É celebrado, nessa quarta-feira (01/12), o Dia Mundial de Combate à Aids. Segundo o Programa Conjunto das Nações Unidas sobre HIV/Aids (Unaids), atualmente existem cerca de 33 milhões de pessoas infectadas no mundo. Como a Aids ataca principalmente o sistema imunológico, as terapias alternativas podem ser importantes aliadas no tratamento da doença. Além de ajudar a fortalecer as defesas do organismo, podem recuperar a vitalidade e até combater o sentimento de medo e rejeição, algumas vezes despertados nos portadores.

De acordo com a terapeuta holística Solange Lima, as técnicas mais indicadas para pessoas soropositivas são as vibracionais, ou seja, aquelas que exigem o mínimo de interferência fisiológica. Alguns exemplos de métodos que podem ser utilizados são a Cromoterapia, que utiliza a aplicação terapêutica das cores, a Aromaterapia, que trabalha com óleos essenciais, ou o Reiki, que energiza o corpo por meio do toque das mãos. "Uma sessão de Reiki pode ser aliada ao poder das cores, trazendo equilíbrio físico, mental e emocional", explica.

No entanto, a naturóloga Kátia Leite acredita que o uso de métodos alternativos em pacientes soropositivos deve levar em consideração o grau de manifestação da doença. O portador de HIV pode se beneficiar de todas as terapias, desde que receba os devidos cuidados. "Antes de fazer um tratamento com medicamentos fitoterápicos, por exemplo, é preciso ter certeza de que não haverá nenhuma interação negativa com os remédios tradicionais que a pessoa ingere. Já aplicação da massoterapia pode ficar mais restrita para quem apresenta problemas de pele", ensina.

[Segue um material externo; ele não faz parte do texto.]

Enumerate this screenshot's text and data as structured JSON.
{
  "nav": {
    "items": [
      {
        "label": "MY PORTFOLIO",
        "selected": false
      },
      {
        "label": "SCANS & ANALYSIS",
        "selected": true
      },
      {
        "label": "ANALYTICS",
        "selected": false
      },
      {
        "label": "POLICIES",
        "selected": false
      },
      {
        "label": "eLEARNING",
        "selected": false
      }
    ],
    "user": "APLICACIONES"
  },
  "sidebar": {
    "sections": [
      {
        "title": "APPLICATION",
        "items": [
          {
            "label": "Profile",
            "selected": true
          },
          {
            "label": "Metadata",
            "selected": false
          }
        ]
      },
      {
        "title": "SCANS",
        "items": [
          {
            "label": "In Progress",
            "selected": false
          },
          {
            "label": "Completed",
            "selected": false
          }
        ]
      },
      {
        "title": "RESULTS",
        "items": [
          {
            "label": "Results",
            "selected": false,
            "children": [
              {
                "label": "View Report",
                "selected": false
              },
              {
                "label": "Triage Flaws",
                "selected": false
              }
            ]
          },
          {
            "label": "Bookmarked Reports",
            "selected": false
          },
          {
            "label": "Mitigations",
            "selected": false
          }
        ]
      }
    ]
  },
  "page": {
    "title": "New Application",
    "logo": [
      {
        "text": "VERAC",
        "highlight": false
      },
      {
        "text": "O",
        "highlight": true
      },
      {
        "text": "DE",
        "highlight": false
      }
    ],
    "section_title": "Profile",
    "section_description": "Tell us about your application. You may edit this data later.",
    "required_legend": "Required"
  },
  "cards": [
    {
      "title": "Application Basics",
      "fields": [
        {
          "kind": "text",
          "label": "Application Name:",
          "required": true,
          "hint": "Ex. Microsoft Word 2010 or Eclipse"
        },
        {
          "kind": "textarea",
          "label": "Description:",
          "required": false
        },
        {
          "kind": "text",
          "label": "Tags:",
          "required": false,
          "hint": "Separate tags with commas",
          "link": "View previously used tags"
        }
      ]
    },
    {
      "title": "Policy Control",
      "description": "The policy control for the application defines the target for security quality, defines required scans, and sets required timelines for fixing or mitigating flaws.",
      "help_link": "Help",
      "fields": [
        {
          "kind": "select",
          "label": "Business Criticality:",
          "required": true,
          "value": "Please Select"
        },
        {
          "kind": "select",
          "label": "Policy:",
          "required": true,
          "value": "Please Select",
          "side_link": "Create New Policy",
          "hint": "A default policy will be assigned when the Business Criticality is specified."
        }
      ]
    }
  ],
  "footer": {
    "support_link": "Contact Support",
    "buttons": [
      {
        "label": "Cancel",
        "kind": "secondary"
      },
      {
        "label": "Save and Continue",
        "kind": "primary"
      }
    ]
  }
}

Além disso, exercícios respiratórios, meditativos e práticas corporais também auxiliam a pessoa a viver de modo mais equilibrado e saudável. "Hoje é possível conviver com a Aids sem uma expectativa de dor e sofrimento, mas sim de respeito aos limites, dedicação e cuidado. É possível ser um soropositivo equilibrado e feliz, da mesma forma que tantos diabéticos que convivem saudavelmente com a doença", compara Kátia.